What makes this particularly interesting is that C# isn’t really a functional language. Usually functional programming is discussed in terms of niche explicitly functional languages like Haskell. By using C#, Buonanno makes the principles and practices of functional programming a lot more accessible to the average programmer. He does advocate mixing the more traditional object oriented style of C# with functional programming, but this is not something that really comes through in the code samples.
This book covers the basic concepts of functional programming really well. He explains how and why to avoid state mutation, the concept of functions as first class citizens and higher order functions, function purity and side effects, Partial application and currying and lazy computation.
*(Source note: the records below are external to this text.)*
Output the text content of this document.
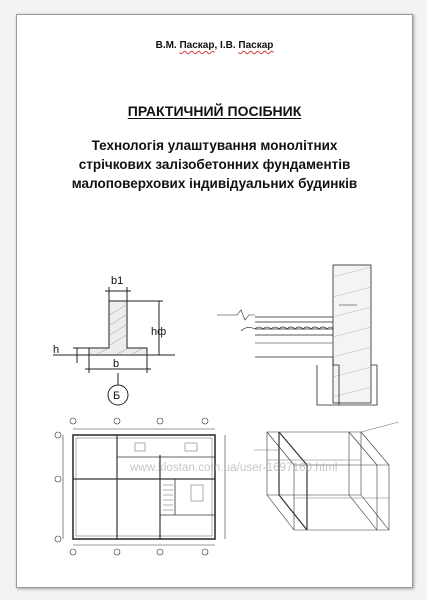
В.М. Паскар, І.В. Паскар
ПРАКТИЧНИЙ ПОСІБНИК
Технологія улаштування монолітних
стрічкових залізобетонних фундаментів
малоповерхових індивідуальних будинків
b1
hф
h
b
Б
www.klostan.com.ua/user-1697160.html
One thing that interested me particularly is the good case the author makes that pure functions should not throw exceptions.
He does not spend a long time justifying functional programming. The two main benefits he repeatedly highlights are easier testing and better support for concurrency. It is clear that a functional approach is more suited to concurrent programming. However the claim that functional code is easier to test seems somewhat dubious to me, and is not really backed up with credible examples. He also claims that functional programming leads to cleaner code. Again, I am somewhat skeptical.
I really enjoyed the discussion of user defined types. In particular the pattern of creating new types that wrap low level types and add some semantic meaning. A great example he uses is an age type. This has only one member, an integer. It’s constructor will only accept valid values for human ages. This means that we have added an extra layer of static type checking to this type: when we want an age, we use the age class, and not just an integer. It also means we don’t have to perform extra checks when using an age type, as we know it’s value was checked when it was initialised.
The material on LINQ was also quite good. LINQ is strongly functional in style, it emphasizes data flow over mutation, composability of functions and pureness. This is all well explained, the author even shows how to integrate user defined monads into LINQ. However LINQ is not dealt with in a single place in a systematic way, which is disappointing. Another gripe I have is that the author uses LINQ query syntax. I do not like query syntax. Not only is it ugly, it is usually incomprehensible.
Buonanno uses Map, Bind and Apply to introduce functors, monads and applicatives in a very practical way. He also goes into detail explaining how and why to use the classic monads Option and Either. We even see variations on the Either monad that can be used for error handling and validation. Both the applicative and monadic versions of Traverse appear near the end of the book as well. In my opinion, Monad stacking is one of the worst anti-patterns of functional programming. So it is disappointing that it only gets very limited coverage. I would also have liked if he had used his excellent examples as a jumping off point to dig deeper into category theory. Perhaps however, that would have been too abstract for what is quite a practical book.
Handling state in a functional way is covered well, but it feels a bit academic. It is hard to imagine applying the patterns he covers in a real world code base. Sometimes you just have to use state! The final few chapters cover IObservables, the agent model and the actor model. These sections were quite interesting but felt a little out of place. They really merit a much deeper dive.
When I finished this book I had a much greater appreciation for functional programming. In particular it gave me lots of ideas of how I could practically apply it in my real life work. The code samples were all very good, occasionally though they were a little convoluted. Indeed they sometimes seemed like evidence against a functional style. But, as someone relatively new to functional programming I appreciated how grounded it was in real world examples. Overall, this book is an excellent resource for C# programmers who want to add a little functional flourish to their code. I highly recommend it.